冥王星の大気が薄くなっている原因
太陽から非常に遠い冥王星の公転軌道は、とても長く、太陽を一周するのに地球時間で248年かかります。
つまり観測開始以降、まだ誰も冥王星が太陽を一周したところを見ていないのです。
また、その軌道は楕円形で太陽との距離も大きく変化します。
冥王星軌道では、もっとも太陽に近いときの距離は30天文単位(地球-太陽間距離の30倍)で、もっとも太陽から遠ざかるときの距離は50天文単位になります。
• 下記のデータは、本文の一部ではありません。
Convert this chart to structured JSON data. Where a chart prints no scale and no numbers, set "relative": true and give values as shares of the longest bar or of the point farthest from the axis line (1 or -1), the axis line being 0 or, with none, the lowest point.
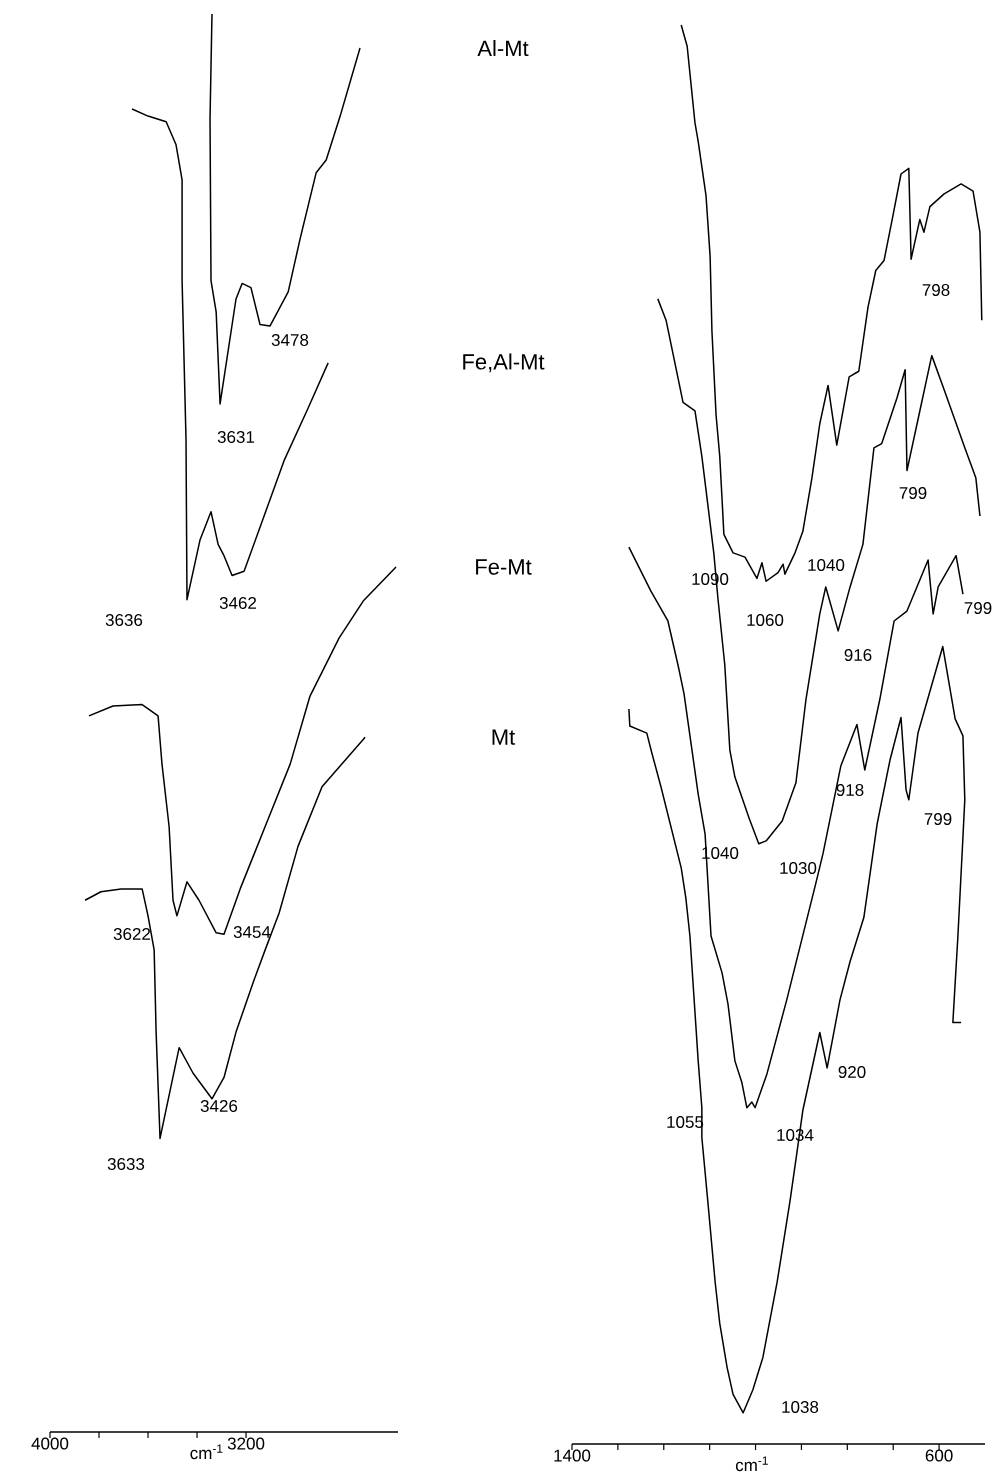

冥王星の大気は、地球同様ほとんどが窒素で構成されていますが、大気を支えているのは表面の氷の蒸気圧です。
冥王星の温度が高くなると、表面で凍りついている窒素が昇華して冥王星の大気密度を上昇させますが、逆に表面温度が下がると窒素が再凍結して大気密度は下がると予想されるのです。
ただ、ここ四半世紀(25年)の間、冥王星はずっと太陽から遠ざかるコースにありました。
にも関わらず2015年までの観測では、冥王星の大気密度は上昇傾向にあったのです。
これが、単純な予想を覆している問題でした。
しかし、今回、冥王星の大気密度が低下していることが確認されたことから、SwRIのレスリー・ヤング博士はその理由を次のように説明しています。
「これはいわゆる熱慣性と呼ばれる現象によるものだと考えられます。
この現象を例えるなら、太陽がビーチの砂を温めるときを考えるといいでしょう。
太陽の光は正午にもっとも強くなり、その後は徐々に弱まっていきますが、ビーチの砂は午後の間も熱を吸収し続けるため、午後の遅い時間にもっとも熱くなります。
冥王星の大気密度が太陽から離れていても上昇を続けていた理由は、これと同様に冥王星の表面にある窒素の氷は、地表の熱によって温められていたと考えられるのです。
今回のデータは、その熱慣性が終わり、ついに冥王星が冷え始めたことを示しているのです」
公転周期が248年もある冥王星は、まだ誰も太陽の周りを一周したところを観測していません。
そのため、公転軌道の位置によってどんな変化が起きるのかは、現在進行系で明らかにされている天文学の研究なのです。
冥王星は2006年にはじめて惑星の定義が決定されたことで、惑星の仲間から除外されてしまいました。
この定義では、軌道上でもっとも大きな質量を持つことで、他の天体を排除していることが含まれています。
冥王星はこの定義から外れたため、準惑星になってしまいましたが、未だにそのことに反発する天文学者やNASAの関係者もいます。
惑星ではなくなっても、冥王星がいつまでも魅力的な天体であることは確かなようです。